ICICI Bank: The gross non-performing assets ratio improved to 3.19 per cent as against 3.41 per cent three months ago and 4.82 per cent in the year-ago period. Slippages came down to Rs 4366 crore as against Rs 5385 crore sequentially and PCR stood at 80.6 per cent.

Loan Growth and Deposits

HDFC Bank: Loans grew at 23.5 per cent; retail loan growth was at 21.5 per cent and corporate loan growth at 27 per cent in Q2. Deposits grew by 19 per cent in the July-September quarter.

ICICI Bank: Loans grew at 23 per cent; retail loan growth was at 21 per cent and corporate loan growth at 23 per cent in Q2. Deposits grew by 12 per cent in July September quarter.

Analysis: Both Banks are leading the way in loan growth – HDFC is covering up the retail growth slowdown over the past two quarters and ICICI is covering up the corporate growth slowdown, However, together both are gaining market share in loans.

Cost Of Funds and Capital Adequacy

HDFC Bank pays nearly the same on incremental deposits; it has TIER-1 capital adequacy of 17.1 per cent in Q2.

ICICI pays nearly 3.58% on incremental deposits; it has TIER-1 capital adequacy of 17.51 per cent in Q2.

Analysis: The cost of funds is not a problem for both banks given the super-quality franchise and both banks are well positioned to push loan growth in the coming two years.

Valuation

HDFC Bank is now available at 3x P/B and ICICI Bank is also now available at 3x P/B (price to book). Given the larger number of subsidiaries of ICICI Bank, it is relatively cheaper than HDFC Bank. However, both banks are certainly not cheap, as per analysts

Brokerages’ View

HDFC Bank: Most brokerages have been bullish on HDFC Bank after their strong Q2 results. In this, Nomura maintained a Buy rating with target price of Rs 1,690, it said the bank’s thrust is on growth, and a further decline in provisions will aid the bottom line.

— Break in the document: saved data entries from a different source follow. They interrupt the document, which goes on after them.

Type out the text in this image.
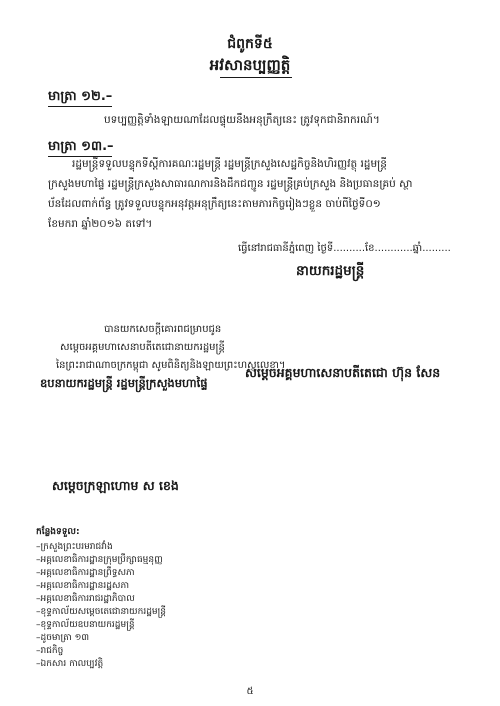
ជំពូកទី៥
អវសានប្បញ្ញត្តិ
មាត្រា ១២.–
បទប្បញ្ញត្តិទាំងឡាយណាដែលផ្ទុយនឹងអនុក្រឹត្យនេះ ត្រូវទុកជានិរាករណ៍។
មាត្រា ១៣.–
រដ្ឋមន្ត្រីទទួលបន្ទុកទីស្តីការគណៈរដ្ឋមន្ត្រី រដ្ឋមន្ត្រីក្រសួងសេដ្ឋកិច្ចនិងហិរញ្ញវត្ថុ រដ្ឋមន្ត្រី
ក្រសួងមហាផ្ទៃ រដ្ឋមន្ត្រីក្រសួងសាធារណការនិងដឹកជញ្ជូន រដ្ឋមន្ត្រីគ្រប់ក្រសួង និងប្រធានគ្រប់ ស្ថា
ប័នដែលពាក់ព័ន្ធ ត្រូវទទួលបន្ទុកអនុវត្តអនុក្រឹត្យនេះតាមភារកិច្ចរៀងៗខ្លួន ចាប់ពីថ្ងៃទី០១
ខែមករា ឆ្នាំ២០១៦ តទៅ។
ធ្វើនៅរាជធានីភ្នំពេញ ថ្ងៃទី..........ខែ............ឆ្នាំ.........
នាយករដ្ឋមន្ត្រី
បានយកសេចក្តីគោរពជម្រាបជូន
សម្តេចអគ្គមហាសេនាបតីតេជោនាយករដ្ឋមន្ត្រី
នៃព្រះរាជាណាចក្រកម្ពុជា សូមពិនិត្យនិងឡាយព្រះហស្ថលេខា។
ឧបនាយករដ្ឋមន្ត្រី រដ្ឋមន្ត្រីក្រសួងមហាផ្ទៃ
សម្តេចអគ្គមហាសេនាបតីតេជោ ហ៊ុន សែន
សម្តេចក្រឡាហោម ស ខេង
កន្លែងទទួល:
–ក្រសួងព្រះបរមរាជវាំង
–អគ្គលេខាធិការដ្ឋានក្រុមប្រឹក្សាធម្មនុញ្ញ
–អគ្គលេខាធិការដ្ឋានព្រឹទ្ធសភា
–អគ្គលេខាធិការដ្ឋានរដ្ឋសភា
–អគ្គលេខាធិការរាជរដ្ឋាភិបាល
–ខុទ្ទកាល័យសម្តេចតេជោនាយករដ្ឋមន្ត្រី
–ខុទ្ទកាល័យឧបនាយករដ្ឋមន្ត្រី
–ដូចមាត្រា ១៣
–រាជកិច្ច
–ឯកសារ កាលប្បវត្តិ
៥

ICICI Bank: Similarly, most brokerages were also bullish on the second-largest bank amid strong Q2 earnings. In this regard, HSBC gives Buy rating with a target of Rs 1,100. The global brokerage revises the EPS estimate by 6.9/1.1 per cent for FY23/24.

Expert’s Overall View

We are at the bottom of a credit cycle and credit growth is at a 50-year low, the market analyst Aditya Shah said on Twitter. “We need strongly capitalized banks with clean balance sheets to achieve the vision of $5 trillion economy.”

He added, “Both ICICI Bank and HDFC have:1. Strong Balance Sheet; 2. Strong Management; 3. Strong capital to deploy and 4. Huge physical as well as digital presence to tap growth.”